Arrivés dans une petite rue, Lucien s'arrête.

– Je te quitte ici. C'est plus prudent pour moi de ne pas rentrer à mon hôtel pendant quelques jours.

Sans demander d'explications, Félix lui tend la main ; leur amitié est scellée.

– Tu sais où me trouver, fait-il ; enfin après une dernière hésitation : « Prépare ma feuille d'adhésion ».

– C'est entendu, s'empresse d'enregistrer Lucien, tu verras qu'on s'entendra bien.

Ils se séparent à regret.

Après avoir traversé à tâtons un couloir, Lucien arrive dans une cour encombrée de vieilles machines. Un faible rayon de lumière semble filtrer à travers les stores épais d'une fenêtre du premier étage. Est-ce que Marthe serait encore levée  ?

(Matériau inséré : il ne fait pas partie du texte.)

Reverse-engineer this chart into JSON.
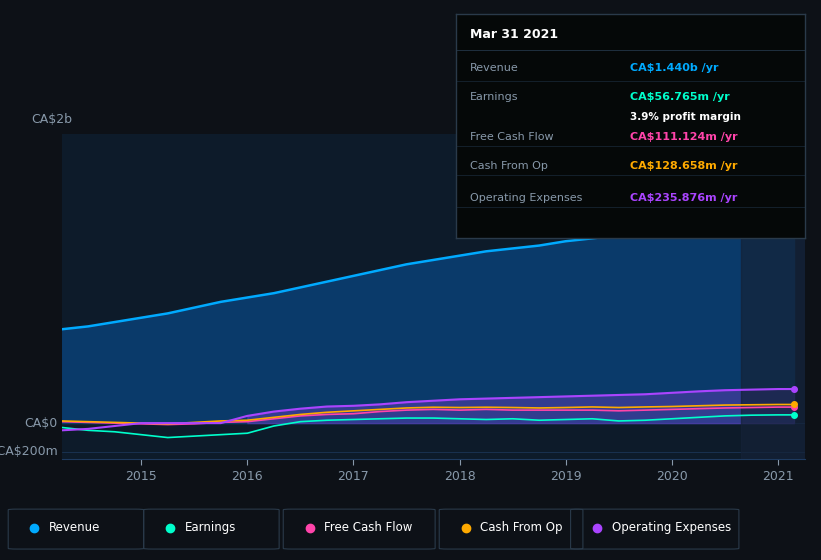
{
  "bg_color": "#0d1117",
  "plot_bg_color": "#0d1b2a",
  "grid_color": "#1e3a5f",
  "text_color": "#8899aa",
  "title_color": "#ffffff",
  "years": [
    2014.25,
    2014.5,
    2014.75,
    2015.0,
    2015.25,
    2015.5,
    2015.75,
    2016.0,
    2016.25,
    2016.5,
    2016.75,
    2017.0,
    2017.25,
    2017.5,
    2017.75,
    2018.0,
    2018.25,
    2018.5,
    2018.75,
    2019.0,
    2019.25,
    2019.5,
    2019.75,
    2020.0,
    2020.25,
    2020.5,
    2020.75,
    2021.0,
    2021.15
  ],
  "revenue": [
    650,
    670,
    700,
    730,
    760,
    800,
    840,
    870,
    900,
    940,
    980,
    1020,
    1060,
    1100,
    1130,
    1160,
    1190,
    1210,
    1230,
    1260,
    1280,
    1300,
    1310,
    1330,
    1360,
    1390,
    1410,
    1440,
    1445
  ],
  "earnings": [
    -30,
    -50,
    -60,
    -80,
    -100,
    -90,
    -80,
    -70,
    -20,
    10,
    20,
    25,
    30,
    35,
    35,
    30,
    25,
    30,
    20,
    25,
    30,
    15,
    20,
    30,
    40,
    50,
    55,
    57,
    57
  ],
  "free_cash_flow": [
    10,
    5,
    0,
    -5,
    -10,
    -5,
    5,
    10,
    30,
    50,
    60,
    65,
    80,
    90,
    95,
    90,
    95,
    90,
    90,
    90,
    90,
    85,
    90,
    95,
    100,
    105,
    108,
    111,
    111
  ],
  "cash_from_op": [
    15,
    10,
    5,
    0,
    -5,
    5,
    15,
    20,
    40,
    60,
    75,
    85,
    95,
    105,
    110,
    108,
    110,
    108,
    105,
    108,
    112,
    108,
    112,
    115,
    120,
    125,
    127,
    129,
    129
  ],
  "operating_expenses": [
    -50,
    -40,
    -20,
    0,
    0,
    0,
    0,
    50,
    80,
    100,
    115,
    120,
    130,
    145,
    155,
    165,
    170,
    175,
    180,
    185,
    190,
    195,
    200,
    210,
    220,
    228,
    232,
    236,
    236
  ],
  "revenue_color": "#00aaff",
  "earnings_color": "#00ffcc",
  "free_cash_flow_color": "#ff44aa",
  "cash_from_op_color": "#ffaa00",
  "operating_expenses_color": "#aa44ff",
  "revenue_fill": "#0a3a6a",
  "ylim_min": -250,
  "ylim_max": 2000,
  "xticks": [
    2015,
    2016,
    2017,
    2018,
    2019,
    2020,
    2021
  ],
  "tooltip_date": "Mar 31 2021",
  "tooltip_revenue_label": "Revenue",
  "tooltip_revenue_value": "CA$1.440b /yr",
  "tooltip_earnings_label": "Earnings",
  "tooltip_earnings_value": "CA$56.765m /yr",
  "tooltip_margin": "3.9% profit margin",
  "tooltip_fcf_label": "Free Cash Flow",
  "tooltip_fcf_value": "CA$111.124m /yr",
  "tooltip_cashop_label": "Cash From Op",
  "tooltip_cashop_value": "CA$128.658m /yr",
  "tooltip_opex_label": "Operating Expenses",
  "tooltip_opex_value": "CA$235.876m /yr"
}
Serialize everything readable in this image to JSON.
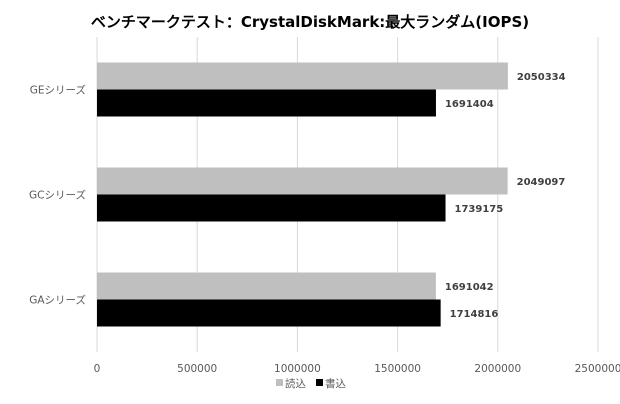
{
  "chart_data": {
    "type": "bar",
    "orientation": "horizontal",
    "title": "ベンチマークテスト：CrystalDiskMark:最大ランダム(IOPS)",
    "categories": [
      "GEシリーズ",
      "GCシリーズ",
      "GAシリーズ"
    ],
    "series": [
      {
        "name": "読込",
        "color": "#bfbfbf",
        "values": [
          2050334,
          2049097,
          1691042
        ]
      },
      {
        "name": "書込",
        "color": "#000000",
        "values": [
          1691404,
          1739175,
          1714816
        ]
      }
    ],
    "xlim": [
      0,
      2500000
    ],
    "xticks": [
      0,
      500000,
      1000000,
      1500000,
      2000000,
      2500000
    ],
    "xlabel": "",
    "ylabel": "",
    "grid": true,
    "legend": "bottom",
    "data_labels": true
  }
}
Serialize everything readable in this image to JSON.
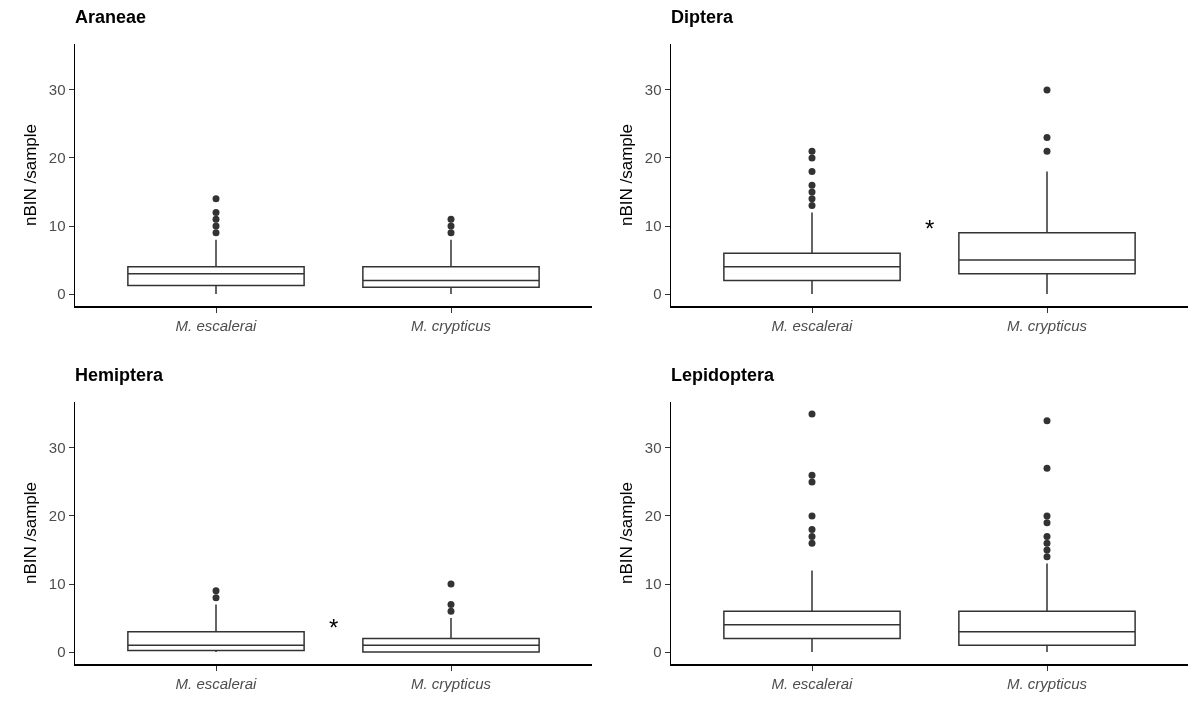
{
  "chart_data": [
    {
      "type": "box",
      "title": "Araneae",
      "ylabel": "nBIN /sample",
      "categories": [
        "M. escalerai",
        "M. crypticus"
      ],
      "ylim": [
        -1.75,
        36.75
      ],
      "yticks": [
        0,
        10,
        20,
        30
      ],
      "grid": false,
      "series": [
        {
          "color": "#333333",
          "boxes": [
            {
              "low": 0,
              "q1": 1.25,
              "median": 3,
              "q3": 4,
              "high": 8,
              "outliers": [
                9,
                10,
                11,
                12,
                14
              ]
            },
            {
              "low": 0,
              "q1": 1,
              "median": 2,
              "q3": 4,
              "high": 8,
              "outliers": [
                9,
                10,
                11
              ]
            }
          ]
        }
      ]
    },
    {
      "type": "box",
      "title": "Diptera",
      "ylabel": "nBIN /sample",
      "categories": [
        "M. escalerai",
        "M. crypticus"
      ],
      "ylim": [
        -1.75,
        36.75
      ],
      "yticks": [
        0,
        10,
        20,
        30
      ],
      "grid": false,
      "annotations": [
        "*"
      ],
      "series": [
        {
          "color": "#333333",
          "boxes": [
            {
              "low": 0,
              "q1": 2,
              "median": 4,
              "q3": 6,
              "high": 12,
              "outliers": [
                13,
                14,
                15,
                16,
                18,
                20,
                21
              ]
            },
            {
              "low": 0,
              "q1": 3,
              "median": 5,
              "q3": 9,
              "high": 18,
              "outliers": [
                21,
                23,
                30
              ]
            }
          ]
        }
      ]
    },
    {
      "type": "box",
      "title": "Hemiptera",
      "ylabel": "nBIN /sample",
      "categories": [
        "M. escalerai",
        "M. crypticus"
      ],
      "ylim": [
        -1.75,
        36.75
      ],
      "yticks": [
        0,
        10,
        20,
        30
      ],
      "grid": false,
      "annotations": [
        "*"
      ],
      "series": [
        {
          "color": "#333333",
          "boxes": [
            {
              "low": 0,
              "q1": 0.25,
              "median": 1,
              "q3": 3,
              "high": 7,
              "outliers": [
                8,
                9
              ]
            },
            {
              "low": 0,
              "q1": 0,
              "median": 1,
              "q3": 2,
              "high": 5,
              "outliers": [
                6,
                7,
                10
              ]
            }
          ]
        }
      ]
    },
    {
      "type": "box",
      "title": "Lepidoptera",
      "ylabel": "nBIN /sample",
      "categories": [
        "M. escalerai",
        "M. crypticus"
      ],
      "ylim": [
        -1.75,
        36.75
      ],
      "yticks": [
        0,
        10,
        20,
        30
      ],
      "grid": false,
      "series": [
        {
          "color": "#333333",
          "boxes": [
            {
              "low": 0,
              "q1": 2,
              "median": 4,
              "q3": 6,
              "high": 12,
              "outliers": [
                16,
                17,
                18,
                20,
                25,
                26,
                35
              ]
            },
            {
              "low": 0,
              "q1": 1,
              "median": 3,
              "q3": 6,
              "high": 13,
              "outliers": [
                14,
                15,
                16,
                17,
                19,
                20,
                27,
                34
              ]
            }
          ]
        }
      ]
    }
  ]
}
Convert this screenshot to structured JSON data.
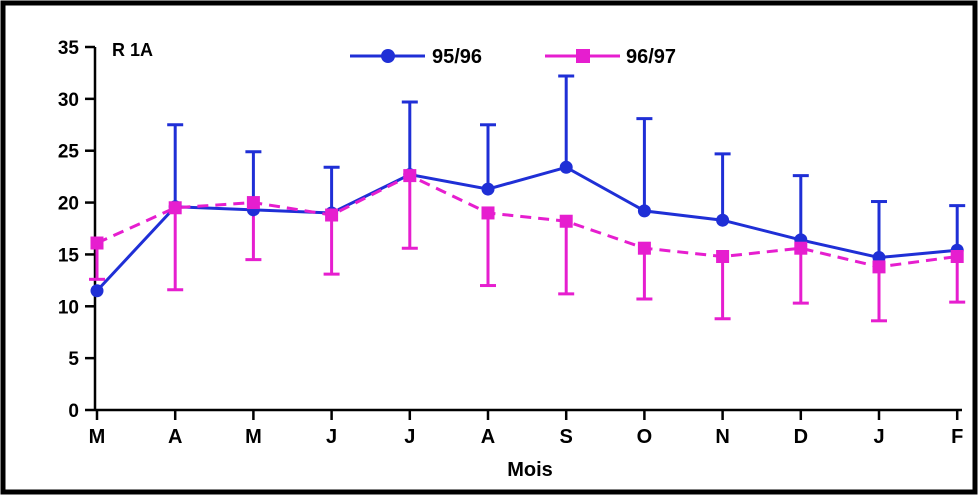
{
  "chart_data": {
    "type": "line",
    "panel_label": "R 1A",
    "xlabel": "Mois",
    "ylabel": "",
    "categories": [
      "M",
      "A",
      "M",
      "J",
      "J",
      "A",
      "S",
      "O",
      "N",
      "D",
      "J",
      "F"
    ],
    "ylim": [
      0,
      35
    ],
    "yticks": [
      0,
      5,
      10,
      15,
      20,
      25,
      30,
      35
    ],
    "grid": false,
    "legend_position": "top",
    "series": [
      {
        "name": "95/96",
        "color": "#1f2fd6",
        "line_style": "solid",
        "marker": "circle",
        "values": [
          11.5,
          19.6,
          19.3,
          19.0,
          22.7,
          21.3,
          23.4,
          19.2,
          18.3,
          16.4,
          14.7,
          15.4
        ],
        "error_upper": [
          null,
          27.5,
          24.9,
          23.4,
          29.7,
          27.5,
          32.2,
          28.1,
          24.7,
          22.6,
          20.1,
          19.7
        ],
        "error_lower": [
          null,
          null,
          null,
          null,
          null,
          null,
          null,
          null,
          null,
          null,
          null,
          null
        ]
      },
      {
        "name": "96/97",
        "color": "#e61ecf",
        "line_style": "dashed",
        "marker": "square",
        "values": [
          16.1,
          19.5,
          20.0,
          18.8,
          22.6,
          19.0,
          18.2,
          15.6,
          14.8,
          15.6,
          13.8,
          14.8
        ],
        "error_upper": [
          null,
          null,
          null,
          null,
          null,
          null,
          null,
          null,
          null,
          null,
          null,
          null
        ],
        "error_lower": [
          12.6,
          11.6,
          14.5,
          13.1,
          15.6,
          12.0,
          11.2,
          10.7,
          8.8,
          10.3,
          8.6,
          10.4
        ]
      }
    ]
  }
}
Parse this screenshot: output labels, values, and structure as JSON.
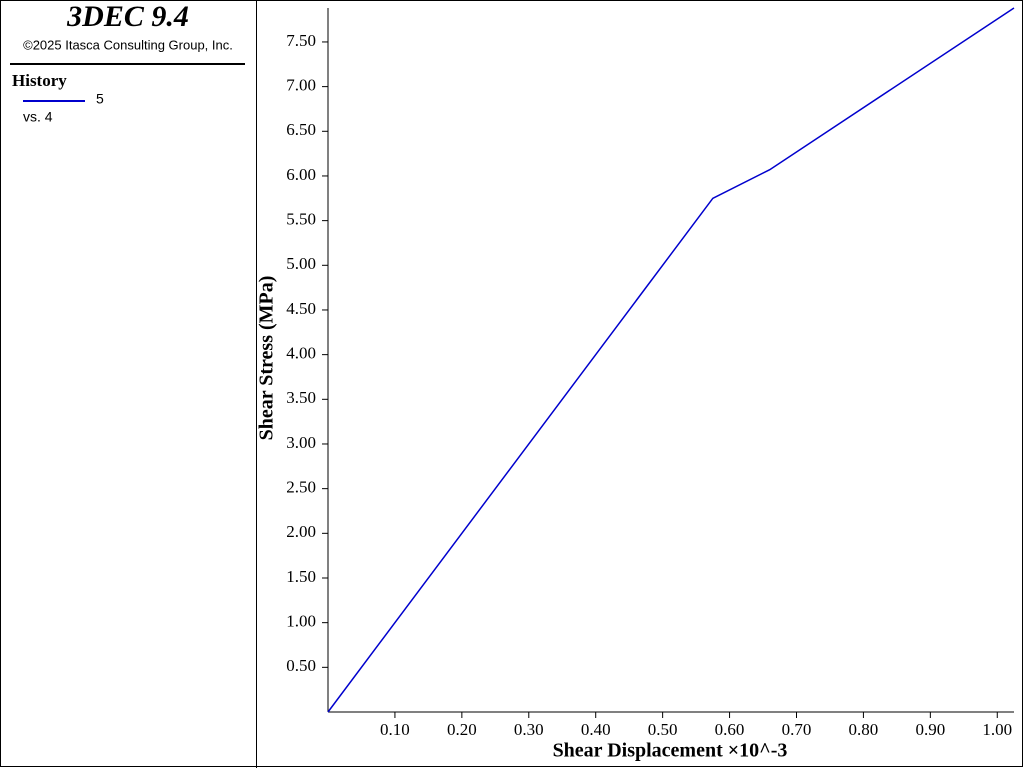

Pour ne pas réveiller les voisins, il approche sur la pointe des pieds, tâte le long du chambranle, trouve la clef et ouvre une petite porte d'arrière-boutique. Soigneusement, il referme en laissant la clef dans la serrure.

Subitement, venant d'en haut, il lui semble entendre une conversation hâtive à voix basse.

Son ancien mari serait-il venu la voir  ? Ce serait désagréable de jouer le trouble-fête. Lucien veut repartir sans plus. « A ma place, pense-t-il en souriant, un petit-bourgeois se serait cru obligé de faire un drame, ou du moins se serait cru blessé dans son honneur, comme si une affection entre un homme et une femme condamnait toutes les autres. » Il n'éprouve même pas la morsure de la jalousie tant il est content d'en être maître.

Mais si elle l'attend  ? Peut-être s'est-il trompé au sujet des voix.

Arrêté au bas de l'escalier, il siffle tout bas le signal convenu. Silence. Ce n'est pas normal. Marthe aurait répondu ; ce ne doit pas être elle qui est là-haut.

A pas de chat, les nerfs tendus, il gravit deux à deux les marches, traverse la cuisine et se trouve en face de Marthe vêtue simplement de son peignoir.

Elle se jette dans ses bras et pleure.

– Allons bon. Qu'est-ce qu'il y a  ? Mais répond donc  !

– Je ne suis pas seule.

– Eh bien, en voilà une affaire  ! Je pars, mais t'aurais pu me répondre quand j'ai sifflé.

– Non, mon Lucien, reste, je t'en prie.

– Pas possible, voyons. Et ton copain, on ne se connaît même pas.

– Oh  ! C'est Gabriel, fait-elle un peu hésitante, pas bien rassurée sur l'effet qu'auront ses paroles.

– Sans blague  !

Il part d'un éclat de rire et, se dégageant d'elle qui tente de le retenir, se dirige vers la chambre d'où vient la lumière.

Dans le grand lit, tenant plus de la moitié de la pièce, Gabriel accoudé, son corps bronzé tranchant sur les draps blancs, attend l'issue de l'explication.

Lucien lui lance un oreiller en riant :

– Tu consolais déjà ma « veuve »  ?

– J'ai fait de mon mieux, riposte Gabriel de même, mais tu lui manquais ; elle n'a fait que parler de toi.

– Eh bien  ! C'est de la fidélité ou je ne m'y connais pas.

– Ne faites pas tant de bruit, gronde Marthe, complètement rassurée. Puis enlaçant Lucien :

– Tu ne m'as pas encore embrassée. Elle ajoute tout bas : Tu n'es pas fâché  ?

Bientôt, couchés tous les trois dans le grand lit, les petites rivalités des mâles dissoutes dans une chaude fraternité, ils se racontent leurs aventures de cette nuit mouvementée.